Cell-based protein half-life experiments
SH-SY5Y human neuroblastoma cells were obtained from ATCC (CRL-2266) and maintained 1:1 EMEM/F12 media (ATCC #30-2003/Thermo #11765062) supplemented with 10% FBS and 1% Penicillin-Streptomycin (Thermo Fisher #15140122). Stable lines of all 17 aformentioned constructs were generated by lentiviral infection followed by both blasticidin (5 µg/mL) and puromycin (1mg/mL) selection. To terminally differentiate into neuron-like cells, SH-SY5Y cells were treated as published34. Once differentiated, SH-SY5Y cells were treated with 1mg/mL of doxycycline to induce expression of Flag-tagged α-syn, TDP-43 or tau for 24 hours. On day 2, the media was refreshed without doxycycline and cells were harvested at 0 , 96 or 192 hrs. For inhibitor studies, differentiated SH-SY5Y cells had their media refreshed and supplemented with either 10µM PBS (control), 100nm MG132 (EMD Millipore #474791), 10µM Pepstatin A (Sigma #P5318), 10µM E64D (Tocris #4545), or 20nM Bafilomycin A1 (Tocris #1334).
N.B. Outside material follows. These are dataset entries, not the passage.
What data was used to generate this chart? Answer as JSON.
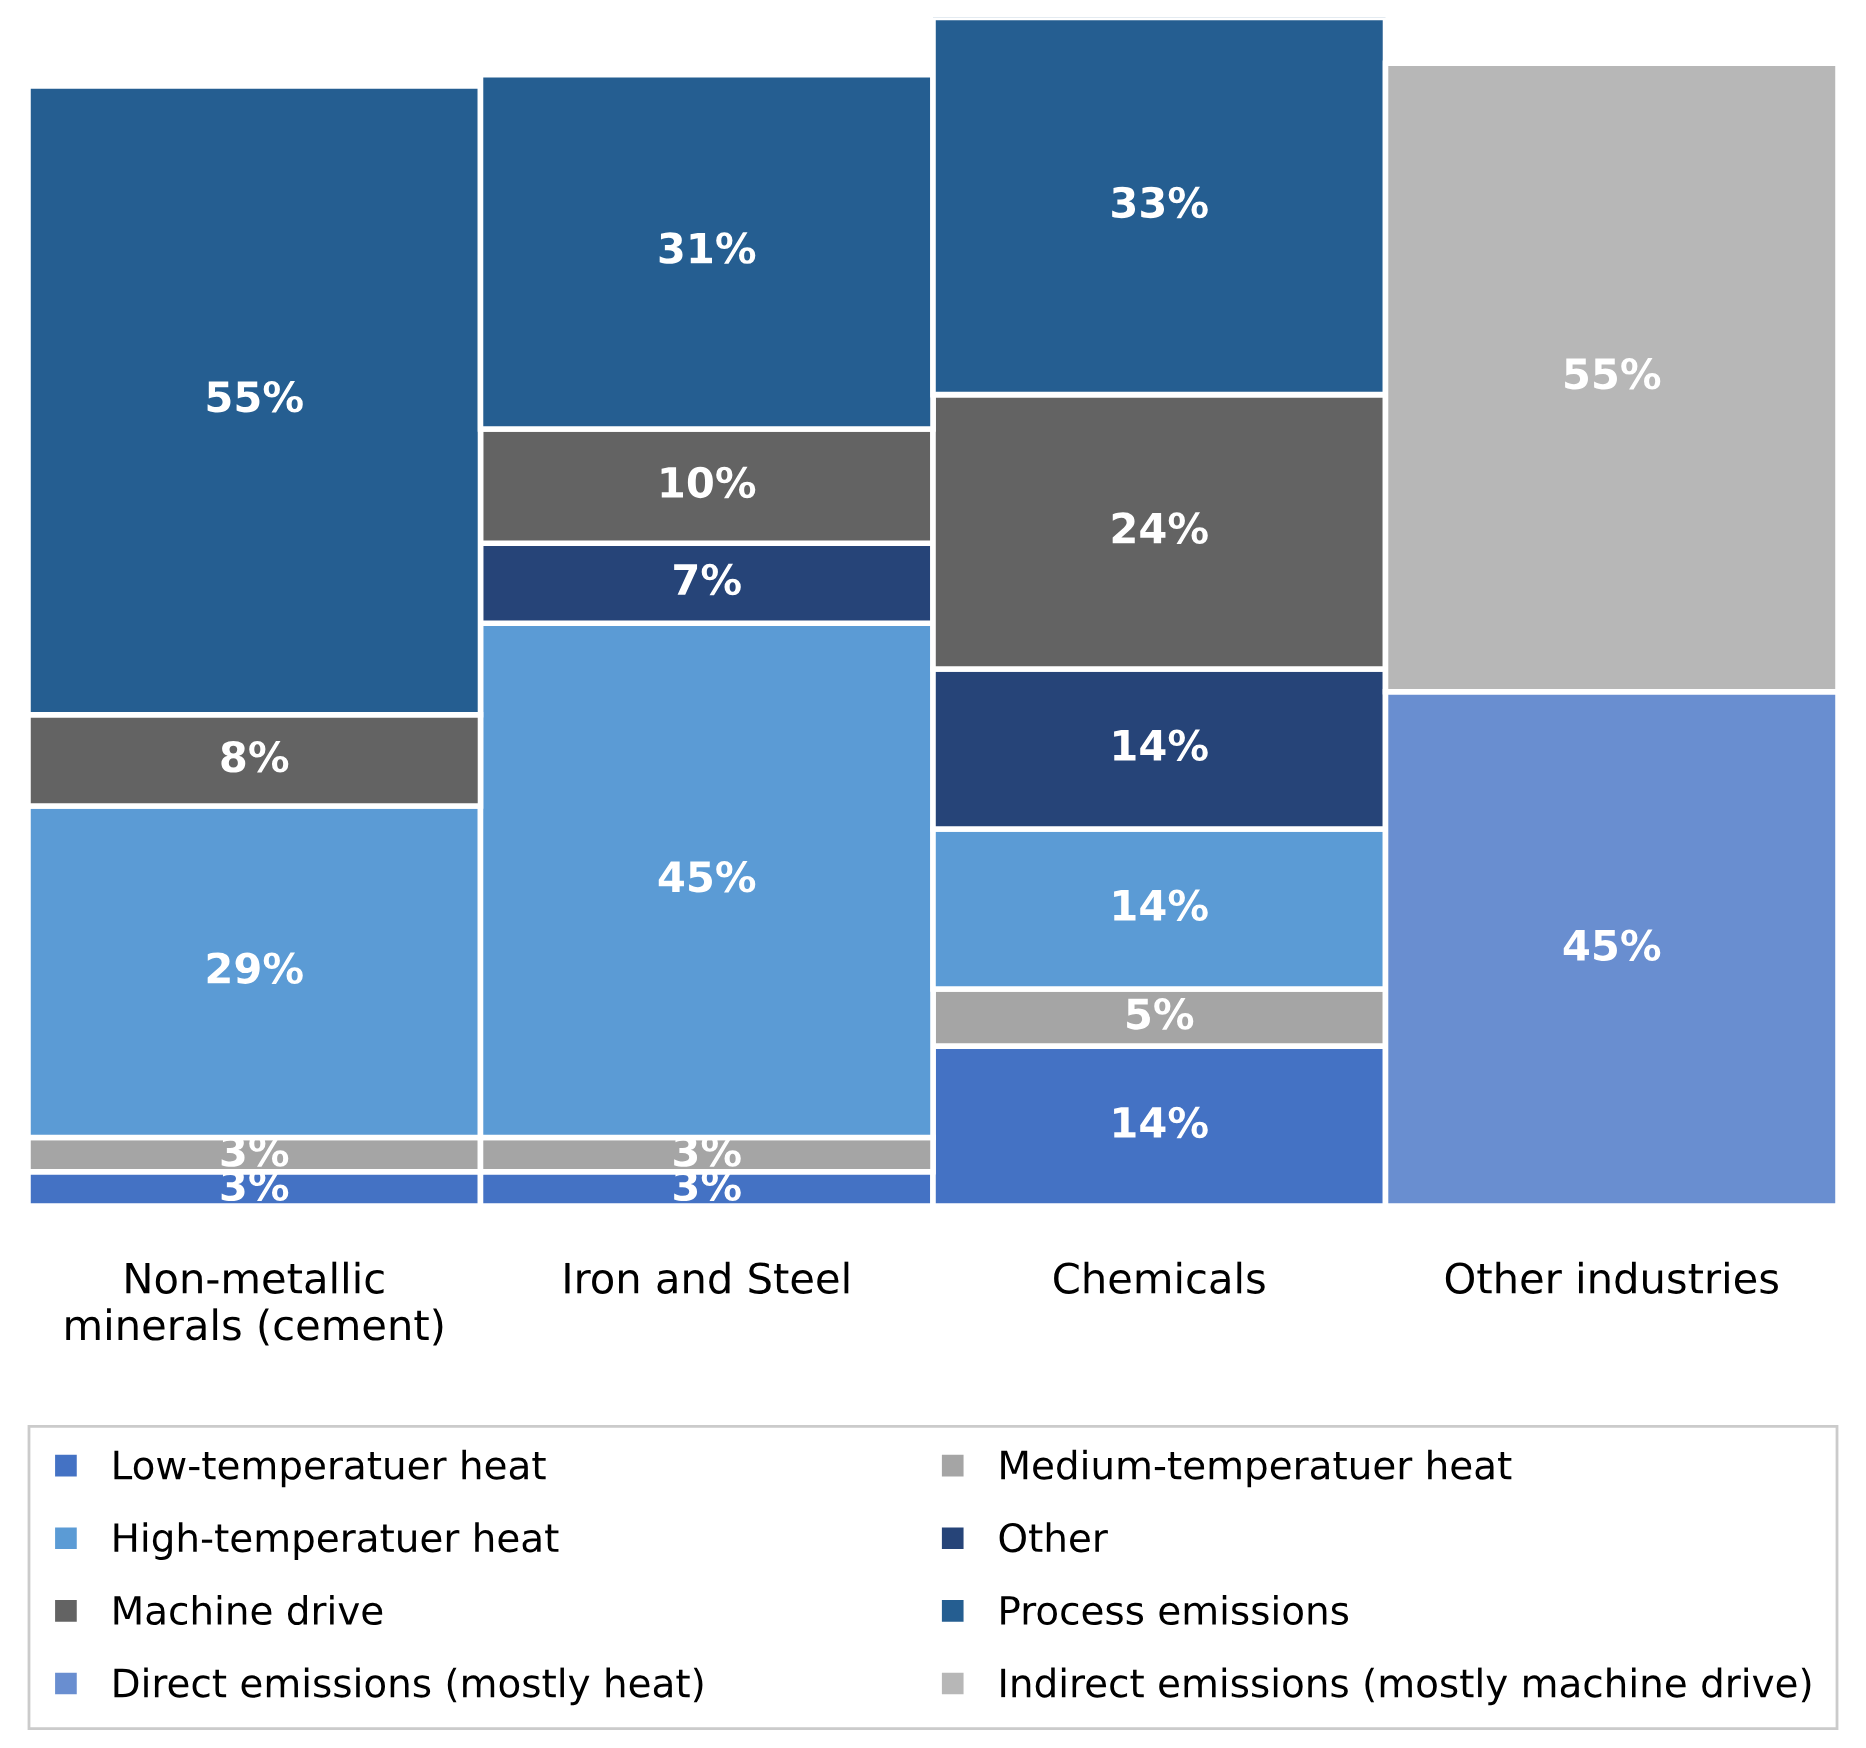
{
  "chart_data": {
    "type": "bar",
    "stacked": true,
    "legend": "bottom",
    "grid": false,
    "categories": [
      "Non-metallic minerals (cement)",
      "Iron and Steel",
      "Chemicals",
      "Other industries"
    ],
    "series": [
      {
        "name": "Low-temperatuer heat",
        "color": "#4472c4",
        "values": [
          3,
          3,
          14,
          null
        ],
        "value_labels": [
          "3%",
          "3%",
          "14%",
          null
        ]
      },
      {
        "name": "Medium-temperatuer heat",
        "color": "#a5a5a5",
        "values": [
          3,
          3,
          5,
          null
        ],
        "value_labels": [
          "3%",
          "3%",
          "5%",
          null
        ]
      },
      {
        "name": "High-temperatuer heat",
        "color": "#5b9bd5",
        "values": [
          29,
          45,
          14,
          null
        ],
        "value_labels": [
          "29%",
          "45%",
          "14%",
          null
        ]
      },
      {
        "name": "Other",
        "color": "#264478",
        "values": [
          null,
          7,
          14,
          null
        ],
        "value_labels": [
          null,
          "7%",
          "14%",
          null
        ]
      },
      {
        "name": "Machine drive",
        "color": "#636363",
        "values": [
          8,
          10,
          24,
          null
        ],
        "value_labels": [
          "8%",
          "10%",
          "24%",
          null
        ]
      },
      {
        "name": "Process emissions",
        "color": "#255e91",
        "values": [
          55,
          31,
          33,
          null
        ],
        "value_labels": [
          "55%",
          "31%",
          "33%",
          null
        ]
      },
      {
        "name": "Direct emissions (mostly heat)",
        "color": "#698ed0",
        "values": [
          null,
          null,
          null,
          45
        ],
        "value_labels": [
          null,
          null,
          null,
          "45%"
        ]
      },
      {
        "name": "Indirect emissions (mostly machine drive)",
        "color": "#b7b7b7",
        "values": [
          null,
          null,
          null,
          55
        ],
        "value_labels": [
          null,
          null,
          null,
          "55%"
        ]
      }
    ]
  }
}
Western blotting was subsequently performed as previously published34. 40µg of protein were separated on 4–12% SDS-PAGE (Thermo) and then transferred onto nitrocellulose membranes (Bio-Rad). Membranes were blocked at room temperature with Odyssey Blocking Buffer (LI-COR 927-40100) and incubated at 4 °C overnight with primary antibodies and 1 hour at room temperature with appropriate fluorescent secondary antibodies (1:5000) (LI-COR). Immunoreactive bands were visualized using a LI-COR Odyssey CLx image scanner and quantified using ImageJ software.
Statistical analysis
Details of the statistical test used for each experiment is in figure legends along with n and p value. All data is represented as mean ± SD. Statistical analysis was performed using GraphPad Prism 9 (GraphPad Software, La Jolla, California USA). Western blot quantifications for Figures 6B, D, and E as well as Extended Data Figure 4 were analyzed using 2-way, repeated measures ANOVA analyses. Pearson’s correlational coefficient testing was used for the pairwise correlational analyses for Figure 5C-E. A p-value < 0.05 was considered significant. *p<0.05, **p<0.01, or ***p <0.001.